I've tried pseudo-tapered Chinese tubes several times over the years and never took to them. I couldn't get them to stay tied or they wore out really fast or I shot poorly with them or some combination of the above. 
I made a set yesterday and shot them all evening and then this morning and I think I'm warming up to them. They're not slipping, not wearing out, and I'm shooting as well with them as I am with anything else right now. 
The set is made is 2040, 7.25" active with a 3.5" looped section. Draw length is about 40" and draw weight feels like nothing but speed is very good with 3/8" steel. I'd guess 215 fps or so.
Never stop trying new things or retrying old ones!


----------



## mattwalt (Jan 5, 2017)

I like them. 2040 Pseudo works great on 6mm steel as well. I use 1842 for 9,5mm.
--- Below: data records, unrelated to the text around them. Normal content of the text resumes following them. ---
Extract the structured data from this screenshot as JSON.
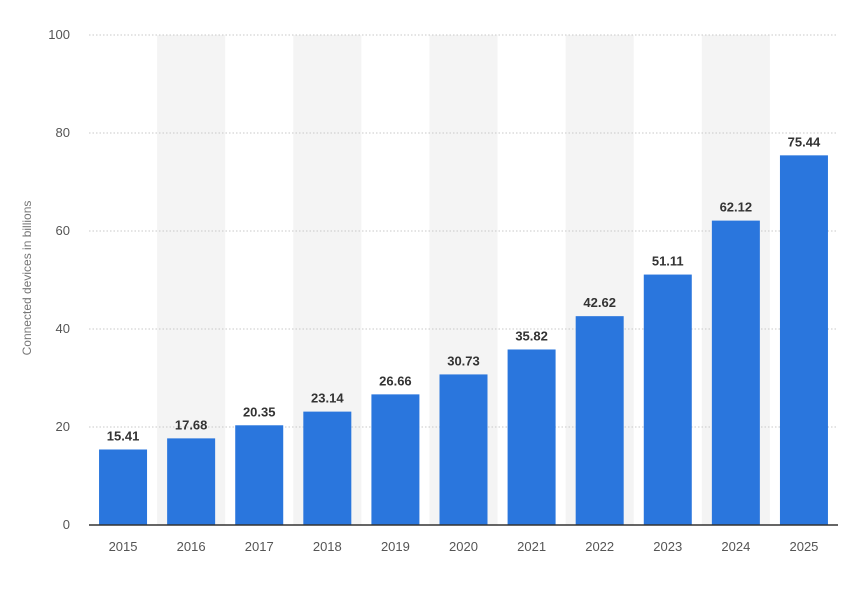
{
  "chart_data": {
    "type": "bar",
    "categories": [
      "2015",
      "2016",
      "2017",
      "2018",
      "2019",
      "2020",
      "2021",
      "2022",
      "2023",
      "2024",
      "2025"
    ],
    "values": [
      15.41,
      17.68,
      20.35,
      23.14,
      26.66,
      30.73,
      35.82,
      42.62,
      51.11,
      62.12,
      75.44
    ],
    "value_labels": [
      "15.41",
      "17.68",
      "20.35",
      "23.14",
      "26.66",
      "30.73",
      "35.82",
      "42.62",
      "51.11",
      "62.12",
      "75.44"
    ],
    "ylabel": "Connected devices in billions",
    "xlabel": "",
    "ylim": [
      0,
      100
    ],
    "yticks": [
      0,
      20,
      40,
      60,
      80,
      100
    ],
    "grid": true,
    "bar_color": "#2a76dd",
    "band_color": "#f4f4f4"
  }
}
I have come up with a workable tying method - I also had loads of slippages in the past.


----------



## treefork (Feb 1, 2010)

It looks like you're pre-strecthing and securing with a constrictor knot ? What are you doing differently before ?


----------



## 3danman (Mar 29, 2012)

Nice frame  I still prefer singles to pseudos at the moment, I think I need to find a more efficient way of tying a proper set of pseudos because it takes me a while. Glad you're liking it though!


----------



## M.J (Nov 1, 2010)

treefork said:


> What are you doing differently now ?


Pre-stretching and securing with a constrictor knot.


----------



## M.J (Nov 1, 2010)

3danman said:


> Nice frame  I still prefer singles to pseudos at the moment, I think I need to find a more efficient way of tying a proper set of pseudos because it takes me a while. Glad you're liking it though!


It is a fine frame, for sure!
Thanks again :thumbsup:


----------



## SLINGDUDE (Aug 15, 2018)

I like em! especially on those bent rod frames.


----------